Since here we are dealing with data that was simulated according to the assumptions of the linear mixed model, all parameters end up approximately meeting the normality assumptions, and therefore all confidence interval methods turn out to be pretty much equivalent. Often when analyzing less ideal data, this will not be the case. Then it might be necessary to compare different types of confidence intervals in order to draw the right conclusions.

Random effects hypotheses tests

We can test individual random effects for siginificance with the method LMM#ran_ef_p (or its alias LMM#ran_ef_test). It offers two methods, :lrt and :bootstrap. Both are in fact merely convenient interfaces to LMM.likelihood_ratio_test described above.

Likelihood ratio test for individual random effects

The likelihood ratio test for random effects can only be performed if the model was fit with option reml: false.

For example we can test the random intercept term (due to Location) of complex_model as follows.

In [14]:
complex_model.ran_ef_p(variable: :intercept, grouping: :Location, method: :lrt)

This suggests that the variability in Aggression is significantly influenced by the effect of Location.

Bootstrap test for individual random effects

This test can also be performed only if the model was fit withreml: false.

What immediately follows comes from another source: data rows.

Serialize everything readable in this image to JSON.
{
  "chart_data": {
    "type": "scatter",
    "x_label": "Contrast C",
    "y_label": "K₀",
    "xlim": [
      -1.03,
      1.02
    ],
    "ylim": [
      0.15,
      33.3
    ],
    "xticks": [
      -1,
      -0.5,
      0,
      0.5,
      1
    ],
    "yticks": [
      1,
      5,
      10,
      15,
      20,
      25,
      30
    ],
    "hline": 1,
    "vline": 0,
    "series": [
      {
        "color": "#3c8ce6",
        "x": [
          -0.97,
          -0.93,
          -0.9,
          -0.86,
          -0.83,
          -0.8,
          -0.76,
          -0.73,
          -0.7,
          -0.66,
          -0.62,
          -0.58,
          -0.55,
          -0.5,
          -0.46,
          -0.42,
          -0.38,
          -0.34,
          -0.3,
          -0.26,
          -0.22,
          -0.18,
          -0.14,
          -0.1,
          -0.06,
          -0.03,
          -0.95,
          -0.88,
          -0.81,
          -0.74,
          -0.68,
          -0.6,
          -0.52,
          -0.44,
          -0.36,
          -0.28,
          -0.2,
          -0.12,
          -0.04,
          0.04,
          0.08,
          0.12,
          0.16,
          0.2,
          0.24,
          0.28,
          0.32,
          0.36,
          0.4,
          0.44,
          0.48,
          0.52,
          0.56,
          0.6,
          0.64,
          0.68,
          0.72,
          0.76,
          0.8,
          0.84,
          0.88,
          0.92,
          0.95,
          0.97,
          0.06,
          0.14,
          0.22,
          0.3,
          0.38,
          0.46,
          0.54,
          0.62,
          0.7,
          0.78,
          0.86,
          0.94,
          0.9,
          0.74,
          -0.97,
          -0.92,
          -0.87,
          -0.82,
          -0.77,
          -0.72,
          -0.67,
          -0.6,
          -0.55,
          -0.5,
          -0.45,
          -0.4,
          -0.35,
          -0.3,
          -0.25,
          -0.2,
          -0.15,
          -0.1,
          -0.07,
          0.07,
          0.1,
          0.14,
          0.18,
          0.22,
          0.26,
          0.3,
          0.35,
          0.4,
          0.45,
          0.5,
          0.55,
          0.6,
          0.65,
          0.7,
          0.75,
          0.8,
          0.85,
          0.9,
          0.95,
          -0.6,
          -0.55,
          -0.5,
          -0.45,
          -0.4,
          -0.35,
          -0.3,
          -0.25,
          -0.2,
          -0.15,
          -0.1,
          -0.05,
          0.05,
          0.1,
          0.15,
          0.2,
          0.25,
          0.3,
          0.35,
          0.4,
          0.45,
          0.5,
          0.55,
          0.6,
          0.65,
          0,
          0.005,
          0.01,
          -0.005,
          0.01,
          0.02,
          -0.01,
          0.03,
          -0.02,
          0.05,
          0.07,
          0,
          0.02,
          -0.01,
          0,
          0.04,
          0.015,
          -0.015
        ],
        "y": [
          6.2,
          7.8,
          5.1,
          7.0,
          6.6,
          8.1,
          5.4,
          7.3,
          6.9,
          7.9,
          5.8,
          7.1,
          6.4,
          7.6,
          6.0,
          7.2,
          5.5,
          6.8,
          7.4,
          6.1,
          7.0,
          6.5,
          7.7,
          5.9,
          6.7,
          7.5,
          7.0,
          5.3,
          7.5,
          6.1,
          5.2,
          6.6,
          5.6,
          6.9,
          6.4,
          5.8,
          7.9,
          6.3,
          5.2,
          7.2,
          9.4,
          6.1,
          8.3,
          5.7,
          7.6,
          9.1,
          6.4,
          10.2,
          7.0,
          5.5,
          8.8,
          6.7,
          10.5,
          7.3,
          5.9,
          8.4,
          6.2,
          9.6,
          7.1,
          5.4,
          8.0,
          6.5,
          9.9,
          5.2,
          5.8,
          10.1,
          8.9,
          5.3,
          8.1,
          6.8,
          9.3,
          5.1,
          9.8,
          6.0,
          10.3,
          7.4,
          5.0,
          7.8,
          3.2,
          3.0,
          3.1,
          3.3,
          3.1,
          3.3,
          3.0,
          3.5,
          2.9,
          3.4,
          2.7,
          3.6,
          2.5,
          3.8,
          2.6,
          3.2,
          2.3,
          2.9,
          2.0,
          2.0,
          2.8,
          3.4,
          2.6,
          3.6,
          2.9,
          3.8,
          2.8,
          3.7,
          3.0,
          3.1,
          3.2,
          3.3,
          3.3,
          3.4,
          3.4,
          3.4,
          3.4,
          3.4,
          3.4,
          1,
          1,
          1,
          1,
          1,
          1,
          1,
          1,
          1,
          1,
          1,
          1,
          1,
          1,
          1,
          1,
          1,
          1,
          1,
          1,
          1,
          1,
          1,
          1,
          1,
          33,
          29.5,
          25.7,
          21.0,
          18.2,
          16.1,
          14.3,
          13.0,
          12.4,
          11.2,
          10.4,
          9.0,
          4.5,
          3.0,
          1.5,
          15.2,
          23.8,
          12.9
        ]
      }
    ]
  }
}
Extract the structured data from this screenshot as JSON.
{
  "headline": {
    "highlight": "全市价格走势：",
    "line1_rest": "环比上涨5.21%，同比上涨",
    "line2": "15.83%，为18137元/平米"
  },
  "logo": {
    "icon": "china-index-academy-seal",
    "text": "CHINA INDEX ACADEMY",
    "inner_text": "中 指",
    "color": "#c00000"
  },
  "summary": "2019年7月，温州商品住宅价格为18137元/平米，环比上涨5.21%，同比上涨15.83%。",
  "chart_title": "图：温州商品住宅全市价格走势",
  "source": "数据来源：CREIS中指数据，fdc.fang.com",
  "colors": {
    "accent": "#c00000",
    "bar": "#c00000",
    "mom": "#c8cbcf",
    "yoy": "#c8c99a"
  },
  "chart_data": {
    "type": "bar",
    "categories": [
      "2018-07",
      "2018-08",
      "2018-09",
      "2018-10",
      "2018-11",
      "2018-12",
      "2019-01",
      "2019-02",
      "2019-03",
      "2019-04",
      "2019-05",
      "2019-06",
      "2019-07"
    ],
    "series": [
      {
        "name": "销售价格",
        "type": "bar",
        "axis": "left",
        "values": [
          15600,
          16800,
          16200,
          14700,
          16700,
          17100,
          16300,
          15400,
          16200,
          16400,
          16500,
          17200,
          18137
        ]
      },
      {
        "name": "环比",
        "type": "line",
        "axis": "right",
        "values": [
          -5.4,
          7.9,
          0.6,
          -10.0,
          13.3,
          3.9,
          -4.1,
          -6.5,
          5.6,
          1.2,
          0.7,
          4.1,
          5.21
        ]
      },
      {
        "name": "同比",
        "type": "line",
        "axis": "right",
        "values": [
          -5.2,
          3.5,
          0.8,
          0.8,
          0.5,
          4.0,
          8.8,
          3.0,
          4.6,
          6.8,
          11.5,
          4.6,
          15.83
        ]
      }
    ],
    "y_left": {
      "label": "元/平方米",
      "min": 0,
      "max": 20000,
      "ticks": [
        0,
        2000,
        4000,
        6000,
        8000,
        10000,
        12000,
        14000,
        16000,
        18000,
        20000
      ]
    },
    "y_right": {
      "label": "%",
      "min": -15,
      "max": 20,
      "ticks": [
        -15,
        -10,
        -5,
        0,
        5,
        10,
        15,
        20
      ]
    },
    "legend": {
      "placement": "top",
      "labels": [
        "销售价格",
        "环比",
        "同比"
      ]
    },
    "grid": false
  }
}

We can test whether there is a significant random variation of the effect of Age due to Location using LMM#ran_ef_p with method: :bootstrap as follows.

In [15]:
complex_model.ran_ef_p(variable: :Age, grouping: :Location, method: :bootstrap, nsim: 1000)

We see that in fact the change of Age due to Location is a significant random effect.